Against absurd odds (and by literally walking directly beneath said Cloverfield monster), our intrepid, upwardly-mobile, impeccably outfitted urban adventurers actually make it to the girlfriend’s apartment building, which has collapsed against the building beside it, like a domino that just didn’t quite make it all the way over. So they climb to the top of the intact building, then jump onto the roof of the collapsed building, then climb down into the collapsed building, then find Beth’s apartment, then find Beth, then pull a piece of rebar out of Beth’s chest (who does not immediately bleed to death), then kill a Cloverfield Junior in the hallway, and then go back out the way they came in. None of which is the strange part. No, the strange part is that it never enters any of their heads to search around a little bit in the collapsed 40 story building to, oh, I don’t know, determine if there are any more survivors in the vicinity who might need rescuing or perhaps would appreciate having a piece of rebar pulled from their chests. Nope, these youngsters went into the building for Beth, they found her, and they left. Heckuva job, guys.
Then, after they survive the helicopter crash (what? You got a problem with them just walking away from a helicopter crash?), Hud drags Rob and Beth from the wreckage (continuing to film the entire time, by the way), but once they’re free not one of them goes back for or indeed ever mentions the pilot or the other soldier who were in the helicopter with them. The three of them just go on their merry way. All I’ve got to say is that they’d better not have one of those yellow ribbons on their car, because that’s not what the Kamper would call supporting the troops.

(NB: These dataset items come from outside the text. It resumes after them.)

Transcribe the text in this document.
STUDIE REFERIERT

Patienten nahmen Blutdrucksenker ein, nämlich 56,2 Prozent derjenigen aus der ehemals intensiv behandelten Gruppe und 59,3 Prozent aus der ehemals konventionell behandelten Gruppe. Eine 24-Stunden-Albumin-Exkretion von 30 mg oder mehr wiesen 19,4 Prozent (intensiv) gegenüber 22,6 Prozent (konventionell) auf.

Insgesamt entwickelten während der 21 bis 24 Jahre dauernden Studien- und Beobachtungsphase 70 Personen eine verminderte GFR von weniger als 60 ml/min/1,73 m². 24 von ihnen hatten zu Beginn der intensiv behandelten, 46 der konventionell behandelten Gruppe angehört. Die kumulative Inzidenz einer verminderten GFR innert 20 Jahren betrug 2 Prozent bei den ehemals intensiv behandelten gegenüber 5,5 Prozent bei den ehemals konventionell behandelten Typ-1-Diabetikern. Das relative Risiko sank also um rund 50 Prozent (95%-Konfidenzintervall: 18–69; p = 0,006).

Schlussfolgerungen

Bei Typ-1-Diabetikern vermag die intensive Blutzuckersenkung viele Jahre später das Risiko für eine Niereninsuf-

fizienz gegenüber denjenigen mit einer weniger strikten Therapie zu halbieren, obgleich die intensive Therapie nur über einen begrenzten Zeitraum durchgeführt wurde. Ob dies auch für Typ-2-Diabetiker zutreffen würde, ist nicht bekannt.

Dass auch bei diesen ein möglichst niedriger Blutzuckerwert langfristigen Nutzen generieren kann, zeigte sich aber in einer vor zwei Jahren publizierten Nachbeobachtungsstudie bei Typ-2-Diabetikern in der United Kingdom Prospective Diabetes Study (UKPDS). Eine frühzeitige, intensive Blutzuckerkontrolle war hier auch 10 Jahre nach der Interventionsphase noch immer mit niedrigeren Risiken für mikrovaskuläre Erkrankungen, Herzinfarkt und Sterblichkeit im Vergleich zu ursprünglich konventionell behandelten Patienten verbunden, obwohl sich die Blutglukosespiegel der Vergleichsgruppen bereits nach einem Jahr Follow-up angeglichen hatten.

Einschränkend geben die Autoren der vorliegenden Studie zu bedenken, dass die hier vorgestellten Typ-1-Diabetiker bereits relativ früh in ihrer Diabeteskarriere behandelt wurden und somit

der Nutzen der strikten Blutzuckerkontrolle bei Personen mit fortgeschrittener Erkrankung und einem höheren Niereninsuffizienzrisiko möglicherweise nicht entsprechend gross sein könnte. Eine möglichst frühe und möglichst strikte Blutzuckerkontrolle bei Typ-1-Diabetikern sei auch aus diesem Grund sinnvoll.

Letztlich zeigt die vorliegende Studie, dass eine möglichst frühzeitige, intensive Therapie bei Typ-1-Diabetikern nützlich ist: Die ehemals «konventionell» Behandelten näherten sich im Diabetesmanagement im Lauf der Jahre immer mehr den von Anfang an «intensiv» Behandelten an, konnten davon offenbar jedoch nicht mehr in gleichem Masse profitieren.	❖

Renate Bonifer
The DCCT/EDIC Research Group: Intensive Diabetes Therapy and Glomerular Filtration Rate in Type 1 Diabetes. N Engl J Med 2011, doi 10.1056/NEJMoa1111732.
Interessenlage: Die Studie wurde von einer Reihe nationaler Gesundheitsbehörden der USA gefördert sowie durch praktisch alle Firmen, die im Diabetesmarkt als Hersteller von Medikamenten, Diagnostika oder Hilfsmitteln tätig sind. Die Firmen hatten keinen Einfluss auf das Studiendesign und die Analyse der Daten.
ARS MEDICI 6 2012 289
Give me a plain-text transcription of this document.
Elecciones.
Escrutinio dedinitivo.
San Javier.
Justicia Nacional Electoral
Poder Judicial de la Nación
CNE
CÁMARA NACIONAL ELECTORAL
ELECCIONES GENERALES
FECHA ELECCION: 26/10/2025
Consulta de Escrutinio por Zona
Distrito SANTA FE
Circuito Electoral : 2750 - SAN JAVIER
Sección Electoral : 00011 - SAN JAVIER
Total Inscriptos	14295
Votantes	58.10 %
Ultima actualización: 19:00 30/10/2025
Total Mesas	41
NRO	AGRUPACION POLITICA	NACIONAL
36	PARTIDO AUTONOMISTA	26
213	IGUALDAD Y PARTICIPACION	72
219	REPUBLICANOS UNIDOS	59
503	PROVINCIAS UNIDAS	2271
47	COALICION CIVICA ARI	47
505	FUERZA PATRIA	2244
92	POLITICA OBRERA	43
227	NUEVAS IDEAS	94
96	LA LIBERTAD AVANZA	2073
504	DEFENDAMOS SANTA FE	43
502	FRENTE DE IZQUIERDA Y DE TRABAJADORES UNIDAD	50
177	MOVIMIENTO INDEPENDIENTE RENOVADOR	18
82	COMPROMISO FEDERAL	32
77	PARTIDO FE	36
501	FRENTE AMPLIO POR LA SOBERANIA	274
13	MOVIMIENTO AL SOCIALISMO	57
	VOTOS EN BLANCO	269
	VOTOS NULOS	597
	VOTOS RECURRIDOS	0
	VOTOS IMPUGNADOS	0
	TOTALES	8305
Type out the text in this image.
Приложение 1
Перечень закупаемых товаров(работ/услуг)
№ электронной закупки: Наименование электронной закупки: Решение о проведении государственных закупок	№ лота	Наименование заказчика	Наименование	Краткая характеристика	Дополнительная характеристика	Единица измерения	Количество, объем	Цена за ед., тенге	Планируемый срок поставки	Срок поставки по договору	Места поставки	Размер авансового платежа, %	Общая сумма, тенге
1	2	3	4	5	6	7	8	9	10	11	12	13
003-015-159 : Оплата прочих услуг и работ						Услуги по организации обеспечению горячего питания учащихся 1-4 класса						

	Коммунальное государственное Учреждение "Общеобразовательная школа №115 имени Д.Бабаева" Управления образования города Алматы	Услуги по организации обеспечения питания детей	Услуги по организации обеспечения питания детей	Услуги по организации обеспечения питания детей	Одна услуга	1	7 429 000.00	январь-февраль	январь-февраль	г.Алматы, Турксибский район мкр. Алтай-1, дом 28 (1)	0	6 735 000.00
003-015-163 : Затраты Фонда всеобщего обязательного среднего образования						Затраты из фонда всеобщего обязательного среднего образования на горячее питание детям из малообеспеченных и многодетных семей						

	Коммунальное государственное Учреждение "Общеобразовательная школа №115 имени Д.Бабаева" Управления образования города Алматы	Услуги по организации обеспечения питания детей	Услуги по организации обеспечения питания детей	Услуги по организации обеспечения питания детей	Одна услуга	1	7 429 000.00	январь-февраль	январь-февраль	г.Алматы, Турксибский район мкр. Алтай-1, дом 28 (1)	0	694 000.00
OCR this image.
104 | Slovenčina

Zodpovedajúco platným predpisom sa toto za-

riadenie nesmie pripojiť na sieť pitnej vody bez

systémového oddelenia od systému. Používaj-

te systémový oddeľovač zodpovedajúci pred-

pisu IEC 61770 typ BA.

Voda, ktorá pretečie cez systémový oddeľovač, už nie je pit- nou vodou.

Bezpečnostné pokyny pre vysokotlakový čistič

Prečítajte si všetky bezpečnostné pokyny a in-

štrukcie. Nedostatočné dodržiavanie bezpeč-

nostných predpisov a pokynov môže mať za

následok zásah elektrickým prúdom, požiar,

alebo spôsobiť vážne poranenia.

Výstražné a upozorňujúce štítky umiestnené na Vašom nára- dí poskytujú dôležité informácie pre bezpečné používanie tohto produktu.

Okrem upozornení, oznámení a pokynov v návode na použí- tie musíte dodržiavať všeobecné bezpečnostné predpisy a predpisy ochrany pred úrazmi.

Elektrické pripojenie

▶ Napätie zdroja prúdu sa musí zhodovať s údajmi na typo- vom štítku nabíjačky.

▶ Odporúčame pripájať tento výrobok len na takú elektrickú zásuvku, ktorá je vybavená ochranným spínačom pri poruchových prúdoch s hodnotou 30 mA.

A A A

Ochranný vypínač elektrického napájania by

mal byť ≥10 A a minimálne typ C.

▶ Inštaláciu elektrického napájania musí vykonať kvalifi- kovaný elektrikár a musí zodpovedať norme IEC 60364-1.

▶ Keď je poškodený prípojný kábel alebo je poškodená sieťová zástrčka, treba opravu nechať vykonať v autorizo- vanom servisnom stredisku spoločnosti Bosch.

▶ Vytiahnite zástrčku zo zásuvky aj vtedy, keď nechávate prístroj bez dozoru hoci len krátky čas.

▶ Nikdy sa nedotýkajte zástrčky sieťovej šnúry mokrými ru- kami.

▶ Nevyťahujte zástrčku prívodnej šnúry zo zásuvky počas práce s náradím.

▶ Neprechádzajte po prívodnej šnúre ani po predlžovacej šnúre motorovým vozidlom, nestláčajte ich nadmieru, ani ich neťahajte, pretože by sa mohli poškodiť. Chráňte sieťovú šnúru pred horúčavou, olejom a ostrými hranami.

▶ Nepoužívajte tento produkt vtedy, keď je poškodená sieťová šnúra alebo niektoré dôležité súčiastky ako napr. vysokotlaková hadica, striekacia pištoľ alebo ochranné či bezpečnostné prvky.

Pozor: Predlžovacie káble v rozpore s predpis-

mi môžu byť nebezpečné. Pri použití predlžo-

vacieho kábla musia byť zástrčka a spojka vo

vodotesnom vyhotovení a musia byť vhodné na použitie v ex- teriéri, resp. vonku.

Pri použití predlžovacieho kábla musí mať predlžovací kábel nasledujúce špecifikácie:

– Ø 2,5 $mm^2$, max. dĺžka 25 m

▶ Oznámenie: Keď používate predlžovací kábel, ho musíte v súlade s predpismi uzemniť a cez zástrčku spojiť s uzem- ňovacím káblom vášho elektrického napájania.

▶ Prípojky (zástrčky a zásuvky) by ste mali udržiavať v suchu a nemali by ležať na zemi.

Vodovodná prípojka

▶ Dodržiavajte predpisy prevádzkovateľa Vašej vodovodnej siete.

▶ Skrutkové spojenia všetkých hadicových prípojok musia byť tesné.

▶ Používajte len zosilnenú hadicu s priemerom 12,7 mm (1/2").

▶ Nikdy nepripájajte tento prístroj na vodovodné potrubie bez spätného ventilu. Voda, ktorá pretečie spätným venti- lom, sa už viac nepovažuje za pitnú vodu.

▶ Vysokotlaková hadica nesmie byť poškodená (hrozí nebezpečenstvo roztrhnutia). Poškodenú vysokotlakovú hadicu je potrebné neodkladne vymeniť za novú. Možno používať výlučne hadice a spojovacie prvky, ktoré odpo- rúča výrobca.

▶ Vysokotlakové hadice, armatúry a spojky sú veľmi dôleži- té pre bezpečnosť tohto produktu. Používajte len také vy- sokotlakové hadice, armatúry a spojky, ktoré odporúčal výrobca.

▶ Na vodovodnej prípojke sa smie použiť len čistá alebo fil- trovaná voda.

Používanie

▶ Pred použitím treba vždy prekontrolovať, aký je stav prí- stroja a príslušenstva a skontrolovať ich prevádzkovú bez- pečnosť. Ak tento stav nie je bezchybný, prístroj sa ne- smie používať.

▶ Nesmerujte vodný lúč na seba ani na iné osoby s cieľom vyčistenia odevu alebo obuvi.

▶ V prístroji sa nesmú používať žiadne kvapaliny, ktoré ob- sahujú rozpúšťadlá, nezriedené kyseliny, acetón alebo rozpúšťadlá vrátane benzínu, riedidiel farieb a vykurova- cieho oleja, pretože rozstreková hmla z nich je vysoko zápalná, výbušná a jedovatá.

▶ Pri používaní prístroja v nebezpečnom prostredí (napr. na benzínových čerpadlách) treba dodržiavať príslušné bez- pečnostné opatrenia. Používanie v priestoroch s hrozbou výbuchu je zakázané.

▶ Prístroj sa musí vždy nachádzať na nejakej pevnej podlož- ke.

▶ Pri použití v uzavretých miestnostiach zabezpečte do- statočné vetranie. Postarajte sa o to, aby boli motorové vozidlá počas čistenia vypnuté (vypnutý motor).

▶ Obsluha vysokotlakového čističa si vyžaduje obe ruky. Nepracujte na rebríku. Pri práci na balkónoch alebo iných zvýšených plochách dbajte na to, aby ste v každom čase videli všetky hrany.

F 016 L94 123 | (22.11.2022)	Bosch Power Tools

And just when you think their self-regard could not possibly deepen, in the film’s final moments the characters display a level of egocentricity that is astounding in its purity. Crouched under a bridge, waiting for their ultimate fate, Rob grabs the camera and speaks directly into it, giving his final testimony, his great Oh, the Humanity moment. And what he says is, “My name is Robert Hawkins. Seven hours ago, some ‘thing’ attacked the city. Whatever it was, it killed my brother, Jason Hawkins, it killed my best friend, Hudson Platt, and it killed my other friend, Marlena. Plus many others.” Plus many others?! Plus many others?! Cloverfield just flattened half of Manhattan! It was 9/11 times 100, and that’s what you’ve got to say? Dude, that is so uncool.
Look, what Cloverfield did was wrong, there’s no doubt about that, but all I’m saying is that I understand.

Photo: Several hours ago, this horrible thing came out of the sea and killed many, many innocent people — plus six who clearly deserved it.